My approach to this (which I have not had the time to iron out yet) is similar to what @Freax13 has been describing:

The purpose of the “common” crate is to have types to differentiate between virtual and physical addresses in cross-architecture operating systems, while being able to easily interface with crates such as x86_64. This makes the types dependent on the compile target.
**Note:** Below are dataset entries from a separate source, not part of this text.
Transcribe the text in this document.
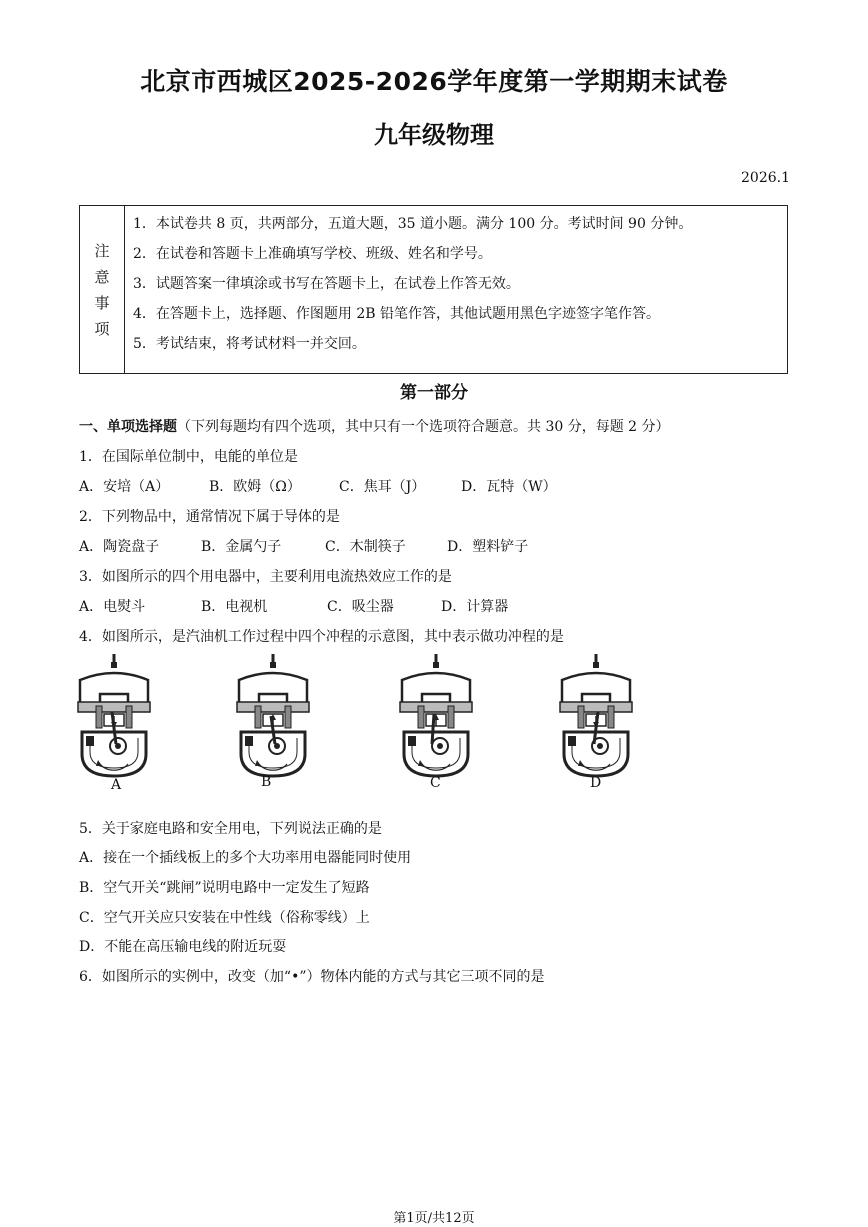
北京市西城区2025-2026学年度第一学期期末试卷
九年级物理
2026.1
注
意
事
项
1．本试卷共 8 页，共两部分，五道大题，35 道小题。满分 100 分。考试时间 90 分钟。
2．在试卷和答题卡上准确填写学校、班级、姓名和学号。
3．试题答案一律填涂或书写在答题卡上，在试卷上作答无效。
4．在答题卡上，选择题、作图题用 2B 铅笔作答，其他试题用黑色字迹签字笔作答。
5．考试结束，将考试材料一并交回。
第一部分
一、单项选择题（下列每题均有四个选项，其中只有一个选项符合题意。共 30 分，每题 2 分）
1．在国际单位制中，电能的单位是
A．安培（A）	B．欧姆（Ω）	C．焦耳（J）	D．瓦特（W）
2．下列物品中，通常情况下属于导体的是
A．陶瓷盘子	B．金属勺子	C．木制筷子	D．塑料铲子
3．如图所示的四个用电器中，主要利用电流热效应工作的是
A．电熨斗	B．电视机	C．吸尘器	D．计算器
4．如图所示，是汽油机工作过程中四个冲程的示意图，其中表示做功冲程的是
A	B	C	D
5．关于家庭电路和安全用电，下列说法正确的是
A．接在一个插线板上的多个大功率用电器能同时使用
B．空气开关“跳闸”说明电路中一定发生了短路
C．空气开关应只安装在中性线（俗称零线）上
D．不能在高压输电线的附近玩耍
6．如图所示的实例中，改变（加“•”）物体内能的方式与其它三项不同的是
第1页/共12页
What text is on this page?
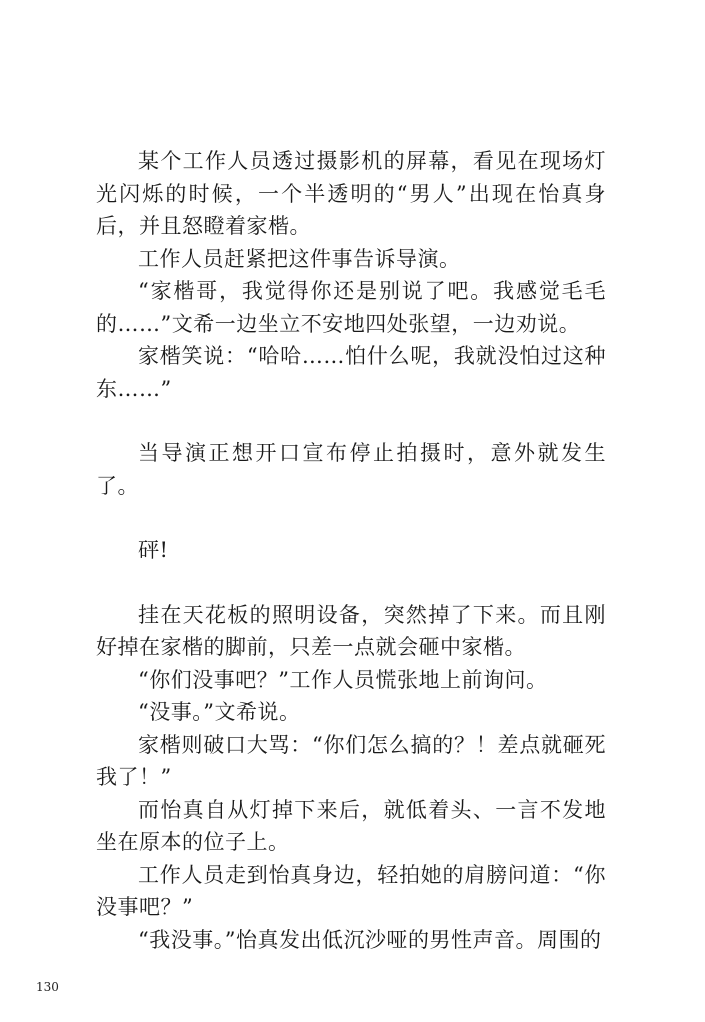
某个工作人员透过摄影机的屏幕，看见在现场灯光闪烁的时候，一个半透明的“男人”出现在怡真身后，并且怒瞪着家楷。

工作人员赶紧把这件事告诉导演。

“家楷哥，我觉得你还是别说了吧。我感觉毛毛的……”文希一边坐立不安地四处张望，一边劝说。

家楷笑说：“哈哈……怕什么呢，我就没怕过这种东……”

当导演正想开口宣布停止拍摄时，意外就发生了。

砰!

挂在天花板的照明设备，突然掉了下来。而且刚好掉在家楷的脚前，只差一点就会砸中家楷。

“你们没事吧？”工作人员慌张地上前询问。

“没事。”文希说。

家楷则破口大骂：“你们怎么搞的？！差点就砸死我了！”

而怡真自从灯掉下来后，就低着头、一言不发地坐在原本的位子上。

工作人员走到怡真身边，轻拍她的肩膀问道：“你没事吧？”

“我没事。”怡真发出低沉沙哑的男性声音。周围的

130
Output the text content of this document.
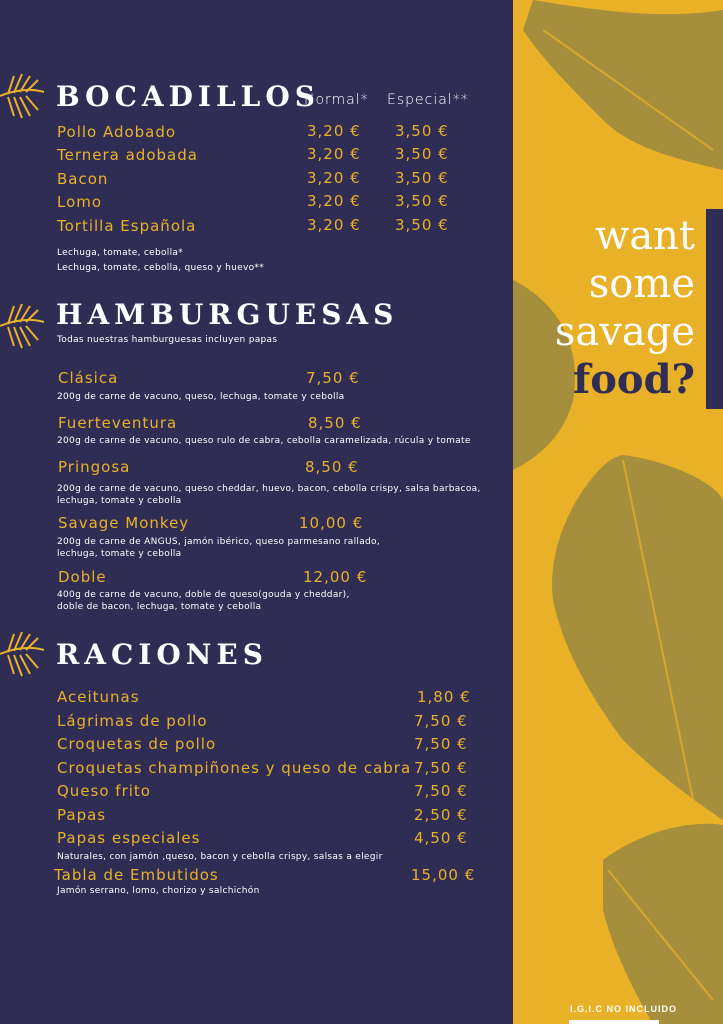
want
some
savage
food?
I.G.I.C NO INCLUIDO
BOCADILLOS
Normal* Especial**
Pollo Adobado	3,20 € 3,50 €
Ternera adobada	3,20 € 3,50 €
Bacon	3,20 € 3,50 €
Lomo	3,20 € 3,50 €
Tortilla Española	3,20 € 3,50 €
Lechuga, tomate, cebolla*
Lechuga, tomate, cebolla, queso y huevo**
HAMBURGUESAS
Todas nuestras hamburguesas incluyen papas
Clásica	7,50 €
200g de carne de vacuno, queso, lechuga, tomate y cebolla
Fuerteventura	8,50 €
200g de carne de vacuno, queso rulo de cabra, cebolla caramelizada, rúcula y tomate
Pringosa	8,50 €
200g de carne de vacuno, queso cheddar, huevo, bacon, cebolla crispy, salsa barbacoa,
lechuga, tomate y cebolla
Savage Monkey	10,00 €
200g de carne de ANGUS, jamón ibérico, queso parmesano rallado,
lechuga, tomate y cebolla
Doble	12,00 €
400g de carne de vacuno, doble de queso(gouda y cheddar),
doble de bacon, lechuga, tomate y cebolla
RACIONES
Aceitunas	1,80 €
Lágrimas de pollo	7,50 €
Croquetas de pollo	7,50 €
Croquetas champiñones y queso de cabra 7,50 €
Queso frito	7,50 €
Papas	2,50 €
Papas especiales	4,50 €
Naturales, con jamón ,queso, bacon y cebolla crispy, salsas a elegir
Tabla de Embutidos	15,00 €
Jamón serrano, lomo, chorizo y salchichón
The x86-64 crate explicitly uses u64 everywhere to make its architecture-specific definitions usable from all compilation targets.

What I am thinking of would look something like this:

VirtAddr(usize);

impl From<crate::VirtAddr> for usize;
// More arch-independent helper functionality

#[cfg(all(feature = "x86_64", target_arch = "x86_64"))]
{
    impl From<crate::VirtAddr> for x86_64::VirtAddr;
    impl From<x86_64::VirtAddr> for crate::VirtAddr;
    // Checks for validity according to `x86_64::VirtAddr`
    impl TryFrom<usize> for crate::VirtAddr;
}

This keeps the invariants of the x86_64 types intact while allowing easy cross-platform functionalities and interfacing with arch-independent abstractions that care about the kind of address as well as with arch-dependent abstractions from crates such as x86_64.

So I think such a type would be a bad fit for x86_64 by design (wanting target-arch-dependence and thus wanting usize instead of u64, etc.), but a common type outside x86_64 for arch-dependence may be useful while still allowing interoperating with arch-independent code such as x86_64.

Freax13 commented 5 days ago

First, I think this contradicts the idea of a unification, as it makes it way harder to keep different architecture variants on-par.

On the one hand, I get that keeping different crates in sync is difficult if not impossible, but on the other hand, if someone using the x86_64 crate wants to change the interface of an address type (e.g. add a method), I wouldn't want them to be forced to support all other architectures as well.

Second, if the code is not part of that common crate, it is not possible to add functions that are necessary to keep compatibility with other crates (take the split function from x86 as a random example)

I'm not sure that this is a good argument though: I get why this would be very desirable for people targeting multiple platforms, but adding methods that don't necessarily make sense for one target just to be compatible with the method from another target doesn't feel right to me if you only care about one platform.

Here's another question: Do you care about methods working with const? If not, instead of moving all types into the common crate, can we have only traits + implementations + a re-export of the target's address types live in the common crate? That way the common crate could define whatever methods desired including those that only exist to be compatible with other architecture, but none of the architecture-specific crates are forced to implement a specific interface.

mkroening commented 4 days ago

can we have only traits + implementations + a re-export of the target's address types live in the common crate

I don't think we can do without at least a fallback type for architectures without specific support-crate. At that point, I would personally lean towards a common type with easy conversion, such as the one I drafted above. I am not sure, though. To me, it feels like deciding between a few .into() calls and additional trait imports while also thinking about implementation complexity. Using .into() might be easier to extend for new architectures than having to implement all the methods via the trait again.